Delphi Digital: Only About 12% of New Tokens Listed on CEXs Since January Last Year Are Above Issuance Price, Market Depth Imbalanced
Odaily reported that Delphi Digital released the "Token Market Status Report," pointing out that the token market performance in this cycle has been suppressed by multiple structural issues, including internal token unlocks occurring on a fixed schedule regardless of project performance, protocol revenues failing to effectively flow back to token holders, and airdrops gradually evolving into sources of exit liquidity.
The report shows that since January 2025, for all newly listed tokens on major centralized exchanges (CEX), if purchased on the listing day and held until now, an average of $1,000 would be worth only about $500; the median decline is 82%, with only about 12% of tokens still above their issuance price, reflecting a market structure issue where “listing quantity is prioritized over quality.”
In terms of token economic design, the study points out that among over 400 unlock events, in 33 samples, 28 tokens significantly underperformed Bitcoin in the three weeks before and after the unlock, causing an average excess return loss of approximately 7%. Moreover, most unlocks occur within 30 days, making it difficult for the market to effectively absorb the supply shock.
The report also notes that the long-standing industry issue of “lack of value distribution” is changing, with an increasing number of protocols beginning to implement a “Fee Switch” mechanism to return revenues to token holders.

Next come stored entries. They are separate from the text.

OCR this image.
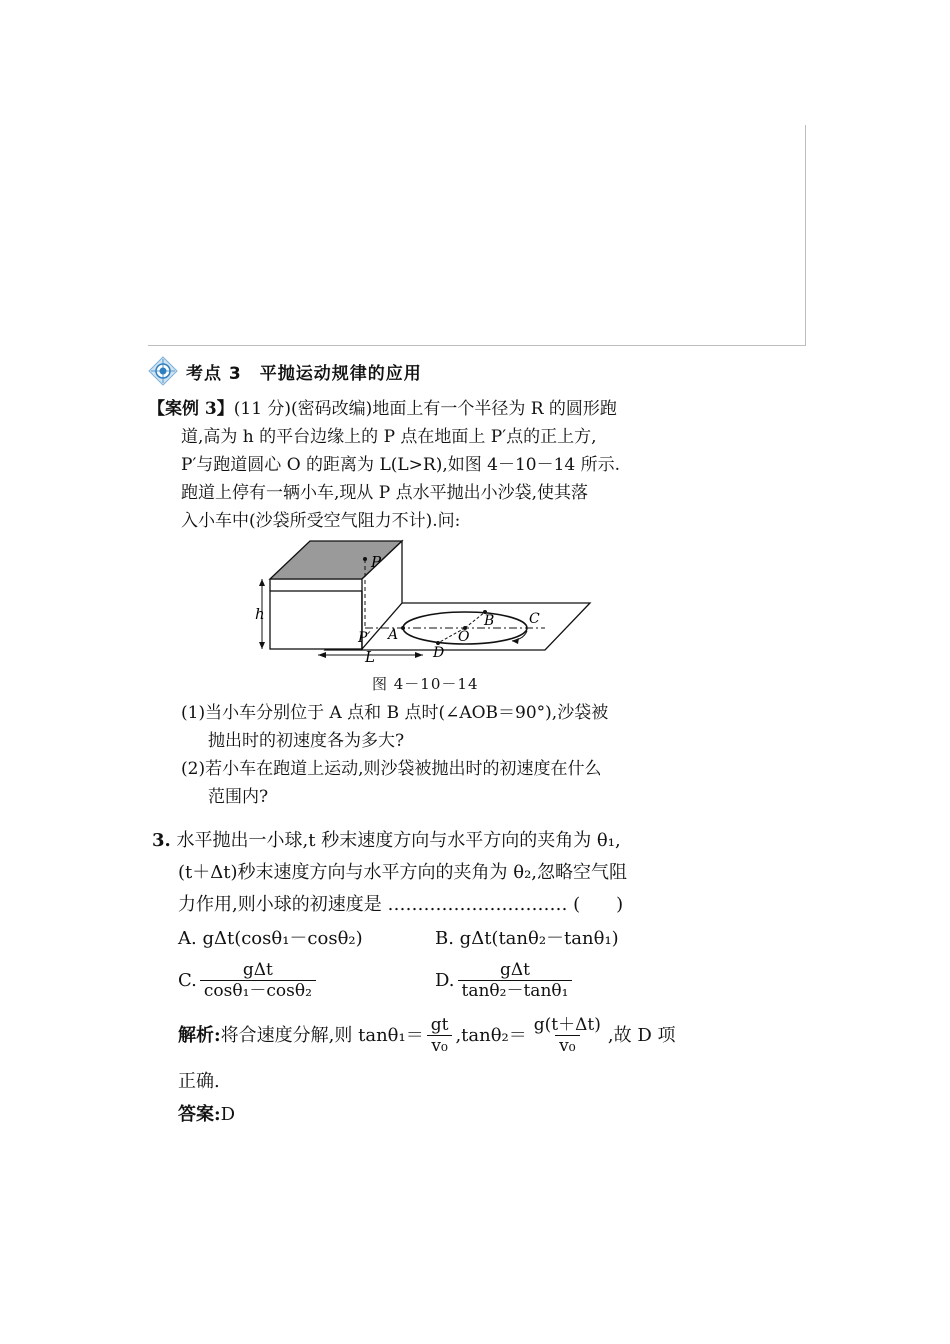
考点 3　平抛运动规律的应用
【案例 3】(11 分)(密码改编)地面上有一个半径为 R 的圆形跑
道,高为 h 的平台边缘上的 P 点在地面上 P′点的正上方,
P′与跑道圆心 O 的距离为 L(L>R),如图 4－10－14 所示.
跑道上停有一辆小车,现从 P 点水平抛出小沙袋,使其落
入小车中(沙袋所受空气阻力不计).问:
h
P
P′ A	O
B C
D
L
图 4－10－14
(1)当小车分别位于 A 点和 B 点时(∠AOB＝90°),沙袋被
抛出时的初速度各为多大?
(2)若小车在跑道上运动,则沙袋被抛出时的初速度在什么
范围内?
3. 水平抛出一小球,t 秒末速度方向与水平方向的夹角为 θ₁,
(t＋Δt)秒末速度方向与水平方向的夹角为 θ₂,忽略空气阻
力作用,则小球的初速度是 ………………………… (　　)
A. gΔt(cosθ₁－cosθ₂)	B. gΔt(tanθ₂－tanθ₁)
C. $\frac{\text{gΔt}}{\text{cosθ₁－cosθ₂}}$	D. $\frac{\text{gΔt}}{\text{tanθ₂－tanθ₁}}$
解析: 将合速度分解,则 $\tan\theta_1= \frac{gt}{\text{v₀}} ,\tan\theta_2= \frac{g(t+\Delta t)}{\text{v₀}}$ ,故 D 项
正确.
答案:D
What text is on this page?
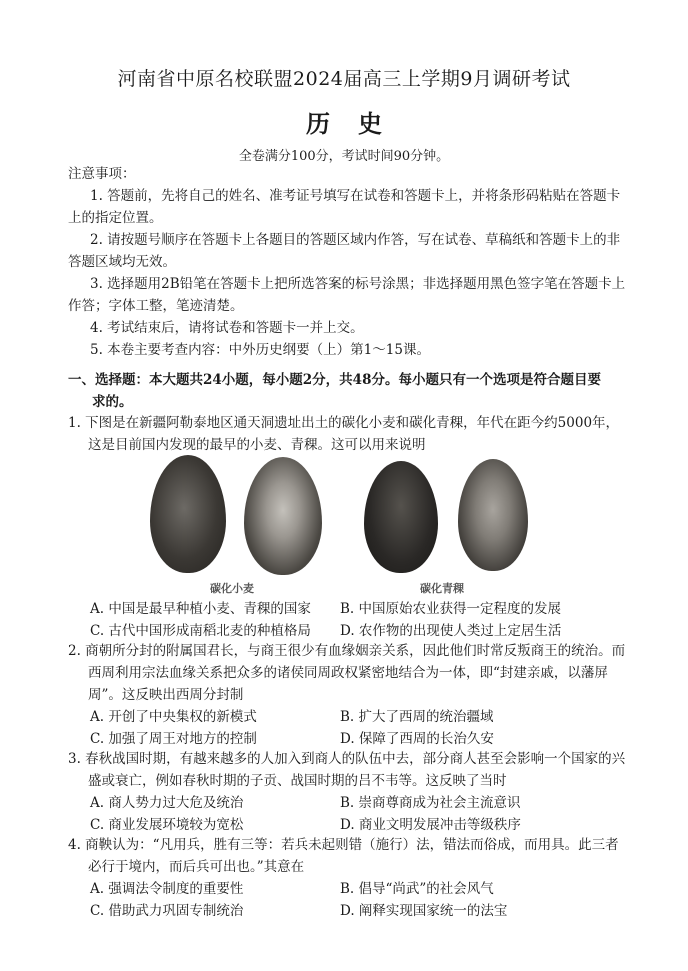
河南省中原名校联盟2024届高三上学期9月调研考试
历史
全卷满分100分，考试时间90分钟。

注意事项：

1. 答题前，先将自己的姓名、准考证号填写在试卷和答题卡上，并将条形码粘贴在答题卡上的指定位置。

2. 请按题号顺序在答题卡上各题目的答题区域内作答，写在试卷、草稿纸和答题卡上的非答题区域均无效。

3. 选择题用2B铅笔在答题卡上把所选答案的标号涂黑；非选择题用黑色签字笔在答题卡上作答；字体工整，笔迹清楚。

4. 考试结束后，请将试卷和答题卡一并上交。

5. 本卷主要考查内容：中外历史纲要（上）第1～15课。

一、选择题：本大题共24小题，每小题2分，共48分。每小题只有一个选项是符合题目要
求的。

1. 下图是在新疆阿勒泰地区通天洞遗址出土的碳化小麦和碳化青稞，年代在距今约5000年，这是目前国内发现的最早的小麦、青稞。这可以用来说明

碳化小麦	碳化青稞
A. 中国是最早种植小麦、青稞的国家	B. 中国原始农业获得一定程度的发展
C. 古代中国形成南稻北麦的种植格局	D. 农作物的出现使人类过上定居生活

2. 商朝所分封的附属国君长，与商王很少有血缘姻亲关系，因此他们时常反叛商王的统治。而西周利用宗法血缘关系把众多的诸侯同周政权紧密地结合为一体，即“封建亲戚，以藩屏周”。这反映出西周分封制

A. 开创了中央集权的新模式	B. 扩大了西周的统治疆域
C. 加强了周王对地方的控制	D. 保障了西周的长治久安

3. 春秋战国时期，有越来越多的人加入到商人的队伍中去，部分商人甚至会影响一个国家的兴盛或衰亡，例如春秋时期的子贡、战国时期的吕不韦等。这反映了当时

A. 商人势力过大危及统治	B. 崇商尊商成为社会主流意识
C. 商业发展环境较为宽松	D. 商业文明发展冲击等级秩序

4. 商鞅认为：“凡用兵，胜有三等：若兵未起则错（施行）法，错法而俗成，而用具。此三者必行于境内，而后兵可出也。”其意在

A. 强调法令制度的重要性	B. 倡导“尚武”的社会风气
C. 借助武力巩固专制统治	D. 阐释实现国家统一的法宝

For example, Hyperliquid uses almost all of its fees for buybacks; Uniswap burned 100 million UNI; Jupiter allocates 50% of its fees for buybacks locked for three years; and Aave also passed a DAO-approved buyback plan of $1 million per week.
However, the report emphasizes that fee-based buybacks alone are insufficient to address supply pressure. For instance, the scale of buybacks for some projects still cannot offset the selling pressure from token unlocks, resulting in buybacks merely offsetting inflation without creating net buying demand.
Meanwhile, institutional capital structures are changing. Institutional holdings in Bitcoin-related ETFs like IBIT grew 62% year-over-year, with advisory channels increasing by 204% and sovereign wealth funds and endowments rising by 228%, while arbitrage-focused hedge funds continue to exit. Long-term capital, including BlackRock, Morgan Stanley, and Mubadala Investment Company, is increasing its allocation.
The report concludes that the next phase of more attractive token assets will simultaneously possess “revenue distribution mechanisms” and “supply release structures linked to protocol performance,” while the current market remains in the early stages of structural repair.